I would encourage anyone interested to look a little deeper than those rather dramatic assertions. “End of the world as we know it” always makes a good headline but in this case it’s wildly disingenuous.
This is an important ruling but actually not particularly controversial. What it says, in effect, is that you can’t copy stuff without permission. In other words it says exactly what copyright law says. The controversy, such as it is, centres around the fact that the company on the other side of the case depends on a different interpretation of copyright law – specifically that its particular use of content doesn’t require permission.
This may be a common assertion among internet businesses and many others have thrived on the assumption that other people’s content is a free resource available for exploitation. The justification is usually, at its heart, a post-rationalisation. Essentially their argument is that their use of content has to be legal because if it wasn’t they wouldn’t be able to be in business. Which would be terrible because they have a good business and their users like them.
In this particular case the company in question, Meltwater, decided to take a legally aggressive route when confronted with the NLA’s request that they take a licence. They referred the NLA to the UK’s Copyright Tribunal which in turn caused the NLA to go to the high court for a ruling which was today confirmed on appeal.
Meltwater may well be rueing the day they decided to do this, because the consequence of their action is that any possible ambiguity about interpretation of the law has been removed. This doesn’t just affect them, it affects anyone else whose web business is founded on a generous interpretation of the law.
With considerable chutzpah, Meltwater’s CEO has responded to the ruling today by saying “The big takeaway from this ruling is that our position has been made stronger for the upcoming Copyright Tribunal”. He doesn’t say how, which is perhaps unsurprising since it would appear that their starting position (which can be summarised as “we don’t need a licence, but even if we do our clients don’t”) has not just been completely and wholly undermined but some other issues. such as the copyrightability of headlines, have also been clarified in favour of content owners.
Meanwhile the PRCA, Meltwater’s partners in this case (and for legal reasons the lead appellant), seem to be trying to say the ruling makes web browsing illegal or generally criminalises web users. “Millions of professionals will unwittingly infringe copyright legislation on a daily basis by simply browsing the web”, according to a scary statement on Paid Content.
This is, to my mind, clearly nonsensical.
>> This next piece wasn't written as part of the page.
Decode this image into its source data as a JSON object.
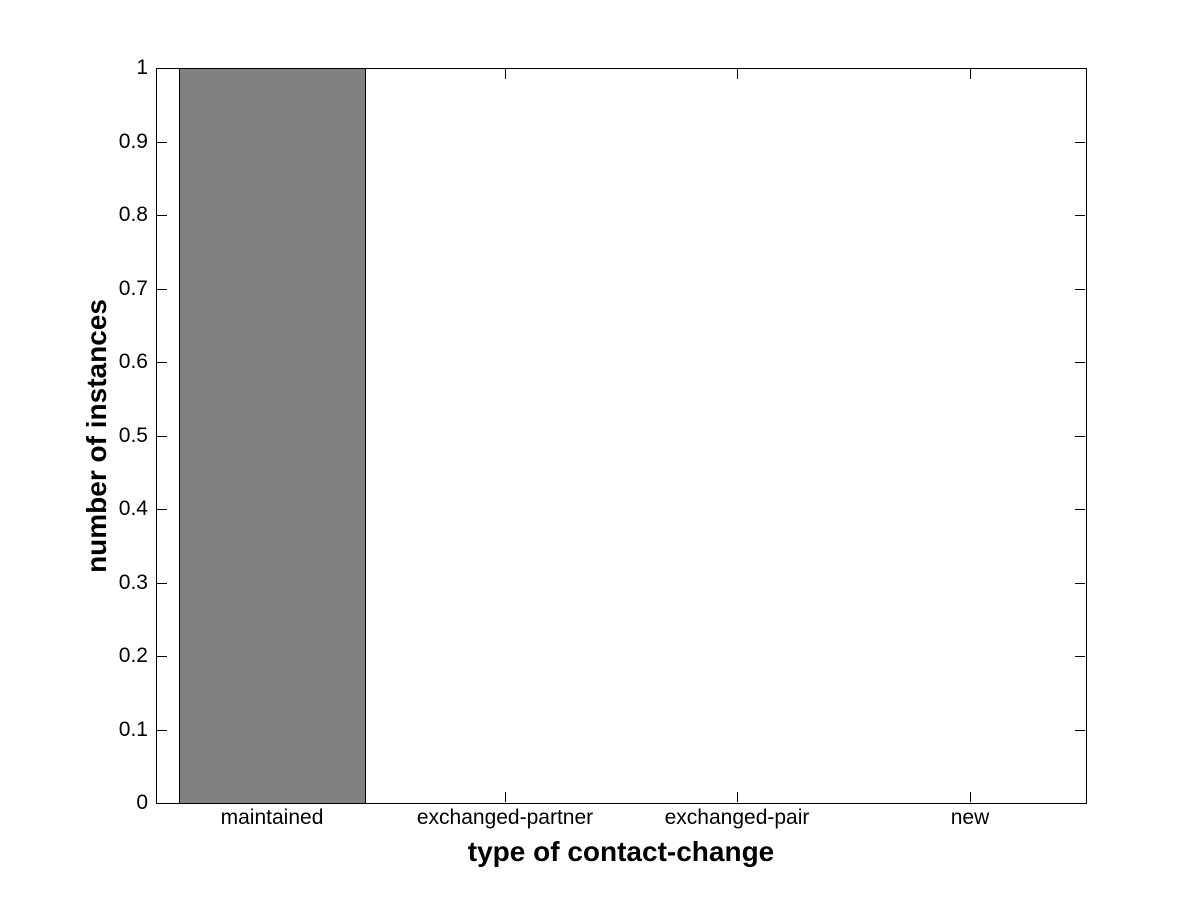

Most websites come with explicit or implied permission for people to browse them. What they don’t do is come with any kind of permission to set up a business which relies on copying all the content and selling services based on it to commercial users, nor to ignore requests to stop doing so. Meltwater tried pretty hard to make that case but the original judge and the appeal court both said no.
Which, in my view, is common sense.
I was looking at the Meltwater website just now and was struck by how it had changed since i last looked. Last time a phrase stuck in my mind which I couldn’t find anymore. They used to describe themselves thus: “Meltwater Group is a privately held Norwegian company committed to disrupting the status quo through novel technologies…”. It was the commitment to disruption which had stuck in my mind.
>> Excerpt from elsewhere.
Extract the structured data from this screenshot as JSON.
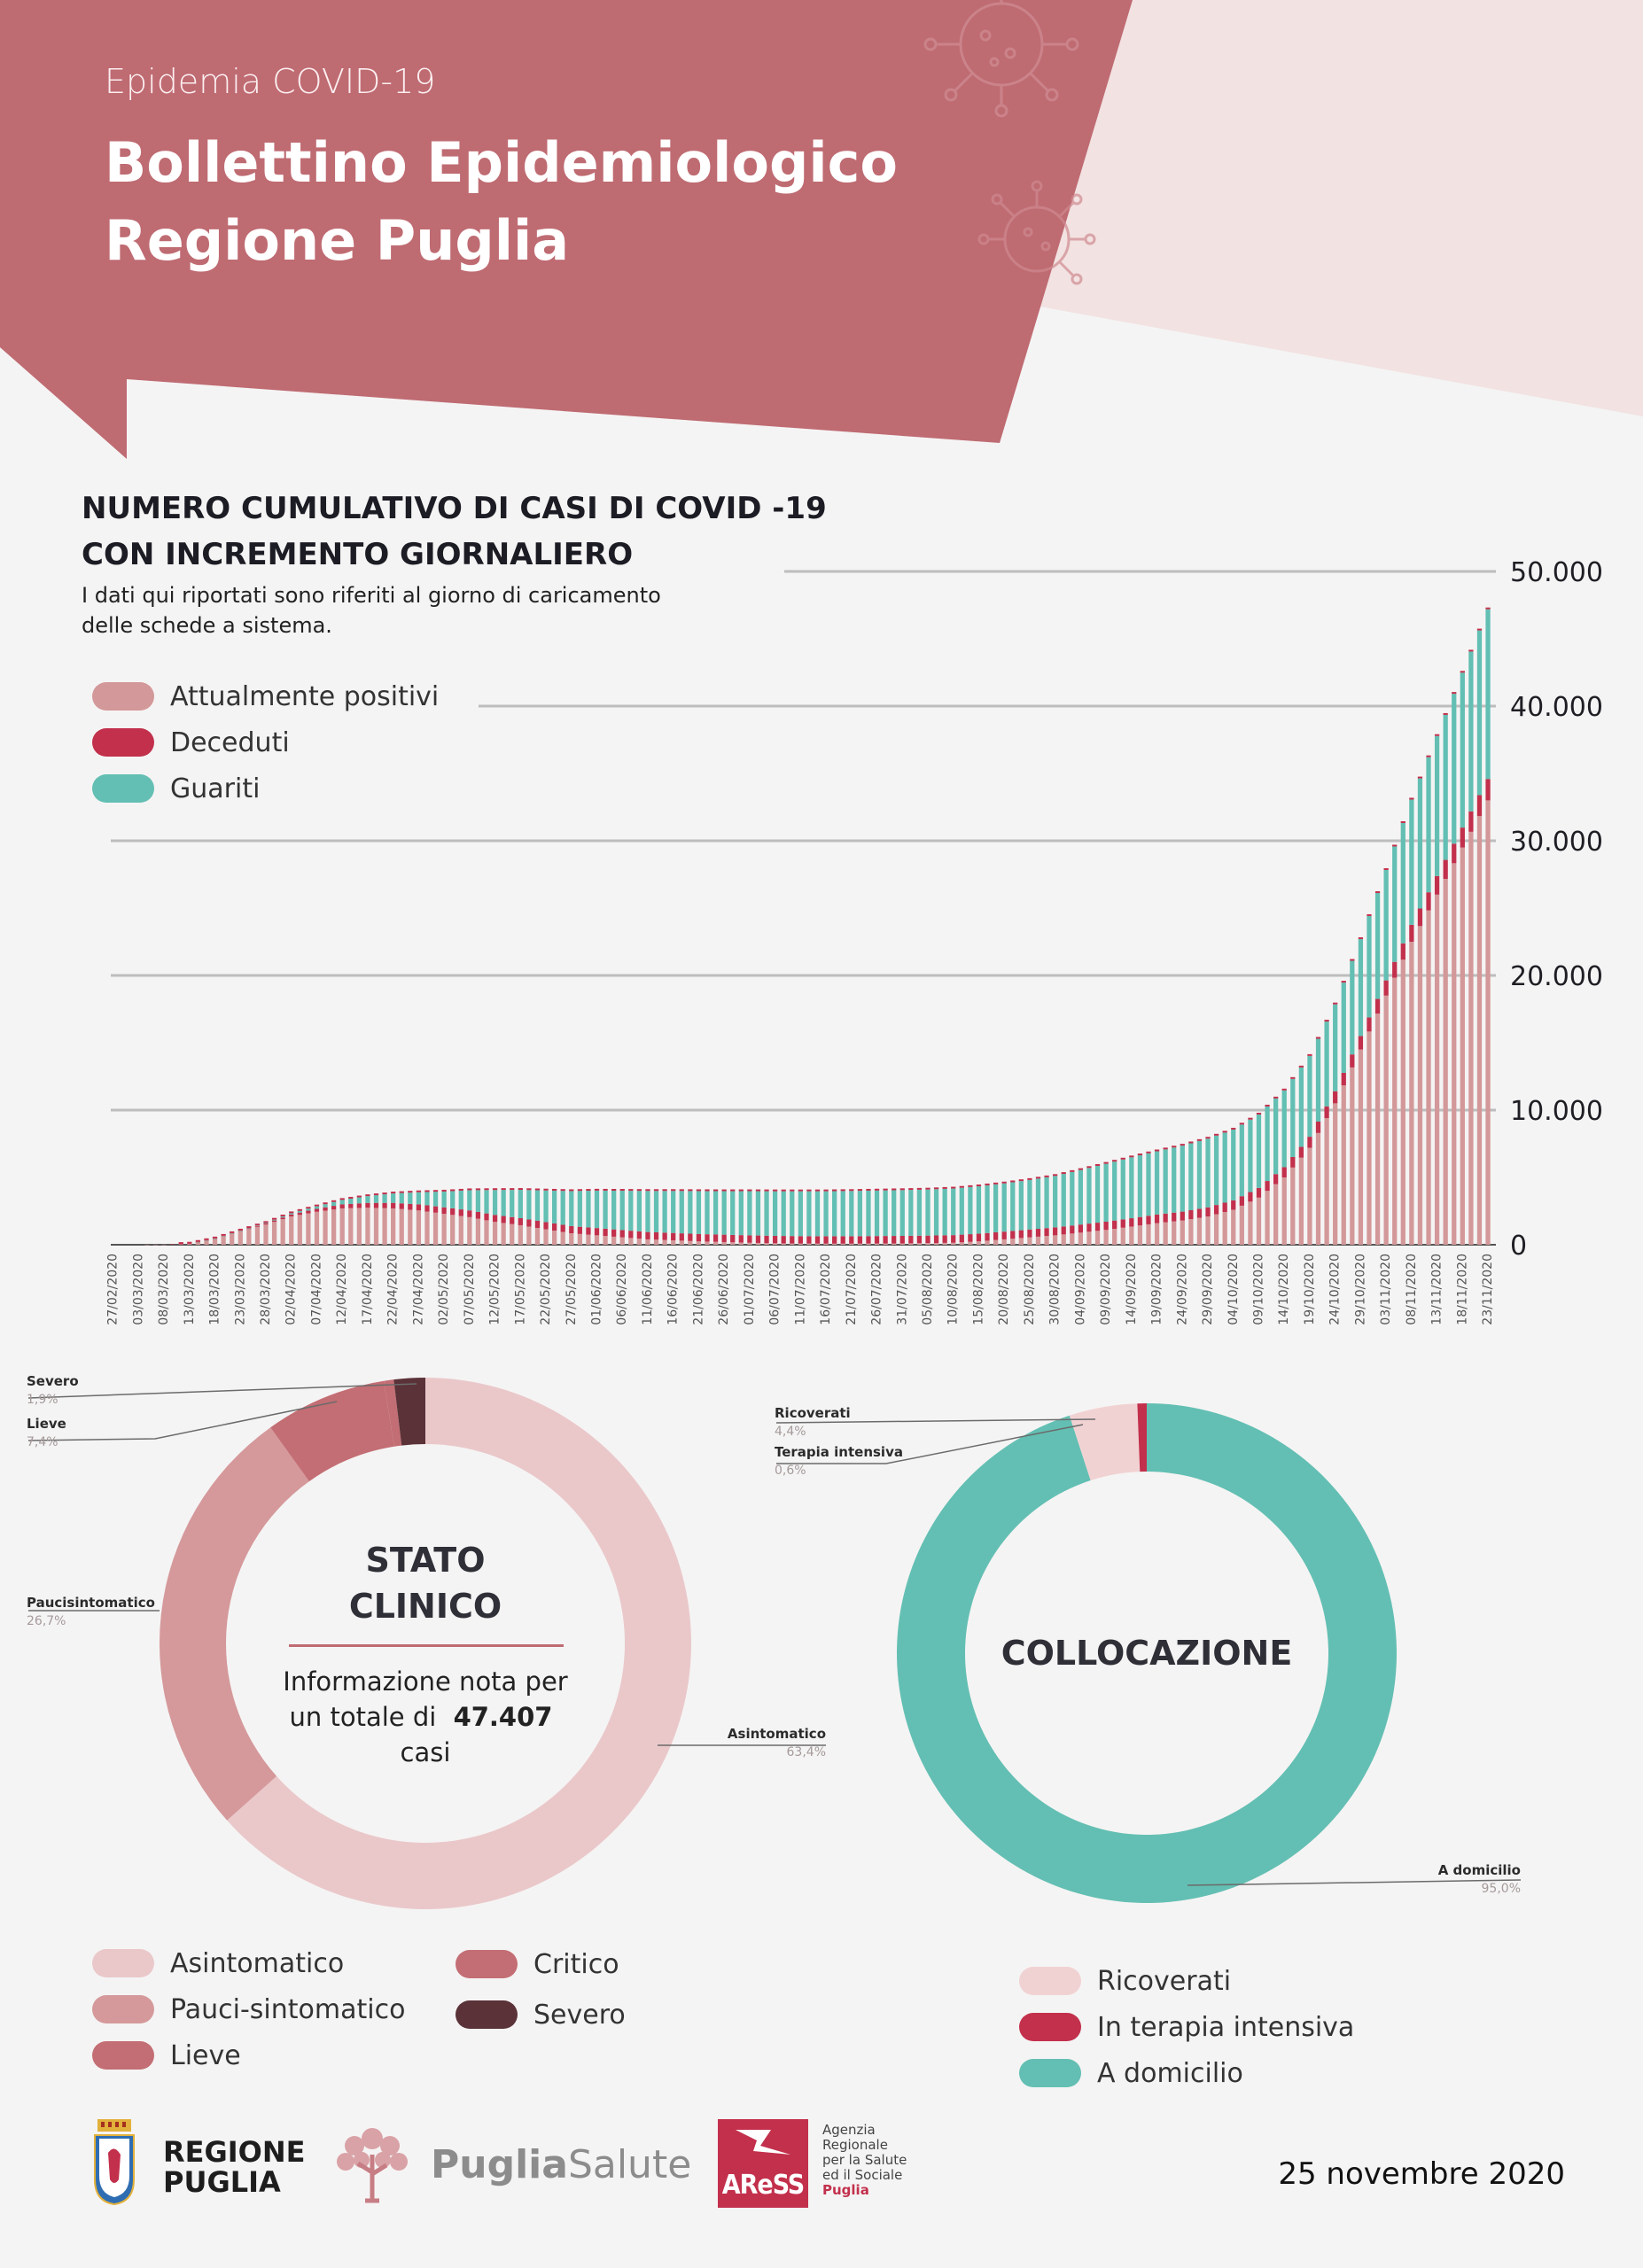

They now take a slightly different tack: “Meltwater is a global Software as a Service (SaaS) company developing disruptive, no-nonsense software…”. Not quite the same emphasis. Perhaps it turns out that disruption cuts both ways.
UPDATE: after posting this I was reading the Meltwater press release about the case again and found one thing a bit confusing having just read the actual judgement.
The press release says
“…The Court of Appeal ruled that it will be very rare that headlines are copyrightable, which is something we’ve been saying from the start,” said Francis Ingham, Chief Executive of the PRCA. “Going back hundreds of years, no court has ever found a title worthy of copyright protection.”
I didn’t remember seeing this in the judgement, so I thought I could helpfully post the relevant paragraph so you can decide for yourself (emphasis added by me):
22.In these circumstances, the conclusion of Proudman J in paragraph 71 of her judgment that newspaper headlines are capable of being original literary works is plainly correct; indeed at one stage in his argument counsel for PRCA conceded as much. It was not suggested that she was not entitled to accept the evidence of Mr Bromley as indicated in paragraph 70 of her judgment. In those circumstances the conclusion in the last sentence of paragraph 72 that “some of the headlines are independent literary works..” is, in my view, unassailable. I would reject the submissions of counsel for PRCA on this part of the case.
Later on, in the conclusion, it says:
48 …There may be some cases in which neither the headline nor the ‘scrapings’ constitute a copyright work or a substantial part of a copyright work. A licence would not be required in such a case but there cannot be many of them.
You should read the whole judgement of course. But hard to see how the PRCA’s conclusion that it is “very rare” that headlines are copyrightable can be drawn from the judgement. Or am I missing something?